Но тут возникает другая опасность. Прежде всего для самого Солженицына. Поставленный вне критики, вне серьезного, взыскующего разговора о его творчестве, писатель незаметно для себя начинает терять нравственные ориентиры и качественные критерии, каким когда-то сам следовал, что, к сожалению, и происходит сегодня, судя по всему, с искренне уважаемым мною Александром Исаевичем Солженицыным.
Поэтому такой разговор необходим теперь уже во имя самого писателя, во имя его творческой судьбы, его, если можно так выразиться, гражданского будущего.
И в эмиграции, и в метрополии сложилось достаточно устойчивое убеждение, причем не только у людей пишущих, но и у многих читателей, что Солженицын-прозаик и Солженицын-публицист это два совершенно разных явления. Я же считаю, что Солженицын равен себе в обеих этих ипостасях, со всеми вытекающими отсюда потерями и приобретениями. К публицистическим приобретениям, например, я отнес бы «Письмо вождям», «Гарвардскую речь» и «Наших плюралистов», а к досадным потерям — «Как нам обустроить Россию».
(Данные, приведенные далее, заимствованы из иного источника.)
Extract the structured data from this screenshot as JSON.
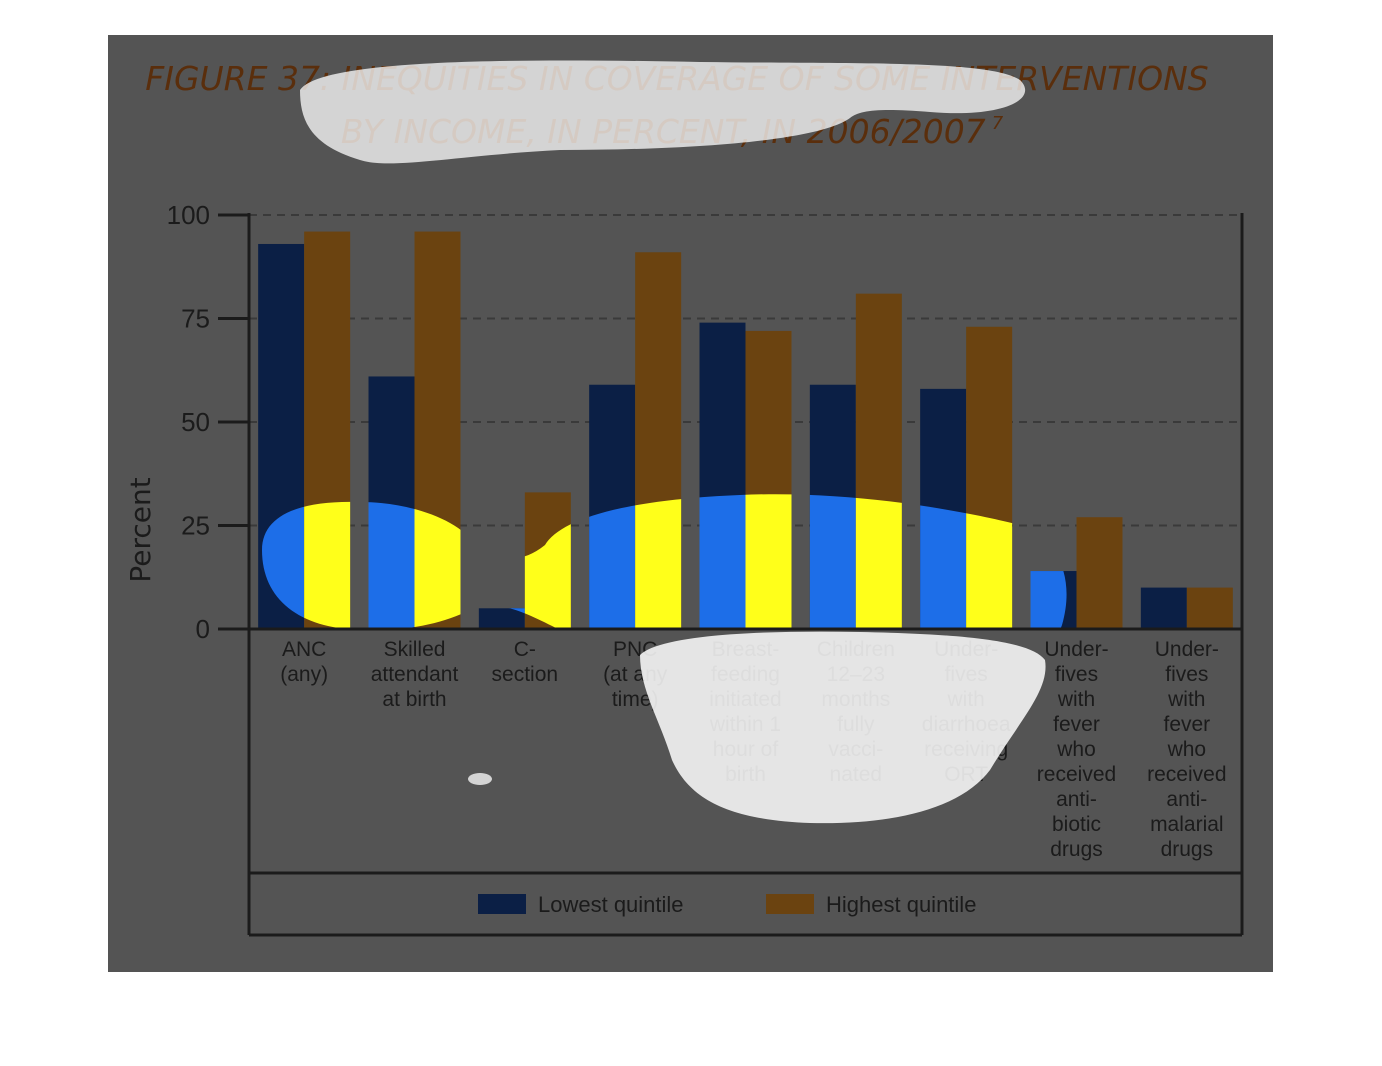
{
  "title_lines": [
    "FIGURE 37: INEQUITIES IN COVERAGE OF SOME INTERVENTIONS",
    "BY INCOME, IN PERCENT, IN 2006/2007"
  ],
  "title_superscript": "7",
  "colors": {
    "background": "#545454",
    "lowest": "#0b1f45",
    "highest": "#6b4310",
    "lowest_highlight": "#1d6ee8",
    "highest_highlight": "#ffff1a",
    "title": "#5a2e0c"
  },
  "chart_data": {
    "type": "bar",
    "ylabel": "Percent",
    "ylim": [
      0,
      100
    ],
    "yticks": [
      0,
      25,
      50,
      75,
      100
    ],
    "grid": "dashed horizontal",
    "legend_position": "bottom",
    "categories": [
      [
        "ANC",
        "(any)"
      ],
      [
        "Skilled",
        "attendant",
        "at birth"
      ],
      [
        "C-",
        "section"
      ],
      [
        "PNC",
        "(at any",
        "time)"
      ],
      [
        "Breast-",
        "feeding",
        "initiated",
        "within 1",
        "hour of",
        "birth"
      ],
      [
        "Children",
        "12–23",
        "months",
        "fully",
        "vacci-",
        "nated"
      ],
      [
        "Under-",
        "fives",
        "with",
        "diarrhoea",
        "receiving",
        "ORT"
      ],
      [
        "Under-",
        "fives",
        "with",
        "fever",
        "who",
        "received",
        "anti-",
        "biotic",
        "drugs"
      ],
      [
        "Under-",
        "fives",
        "with",
        "fever",
        "who",
        "received",
        "anti-",
        "malarial",
        "drugs"
      ]
    ],
    "series": [
      {
        "name": "Lowest quintile",
        "values": [
          93,
          61,
          5,
          59,
          74,
          59,
          58,
          14,
          10
        ]
      },
      {
        "name": "Highest quintile",
        "values": [
          96,
          96,
          33,
          91,
          72,
          81,
          73,
          27,
          10
        ]
      }
    ]
  }
}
Во многом горячо принимая ряд положений этой его последней работы (некоторые из них впрямую перекликаются с моей статьей десятилетней давности «Размышления о гармонической демократии», а также с философским эссе покойного Дмитрия Панина «Как нам наладить Россию», тоже обнародованного Несколькими годами ранее), я в то же время не могу не отметить ее крайней политической наивности, удручающего многословия и в некоторых частях — весьма опасной нравственной бестактности. К примеру, убежден, что делить территории страны, сидя в комфортном вермонтском далеке, это все равно что заливать керосином уже накаленные угли межнациональной вражды. Реакция на местах по отношению к этой его дележке только подтверждает эту мою нехитрую метафору.
То же самое и с прозой. Подлинно гениальные «Матренин двор» и «Архипелаг ГУЛаг» мирно соседствуют у Солженицына с весьма скромным по своим литературным достоинствам «Августом 14-го» и основательными, но без подлинного размаха «Раковым корпусом» и «Лениным в Цюрихе». Что же касается «Красного колеса», то это не просто очередная неудача. Это неудача сокрушительная. Тут за что ни возьмись, все плохо. Историческая концепция выстроена задним умом, а в этом, как известно, мы все в высшей степени крепки. Герои почти на подбор функциональны, вместо полнокровных живых характеров — ходячие концепции. Любовные сцены — хоть святых выноси. Создается впечатление, что об этой материи вообще автор — отец троих детей — наслышан из литературных источников, причем не самого лучшего пошиба. Язык архаичен почти до анекдотичности. К тому же сочетание этого умопомрачительного воляпюка с псевдомодернистской стилистикой «а-ля Дос Пасос» (вспомните хотя бы наивно многозначительные «наплывы»!) порождают такую словесную мешанину, переварить которую едва ли в состоянии даже самая всеядная читательская аудитория.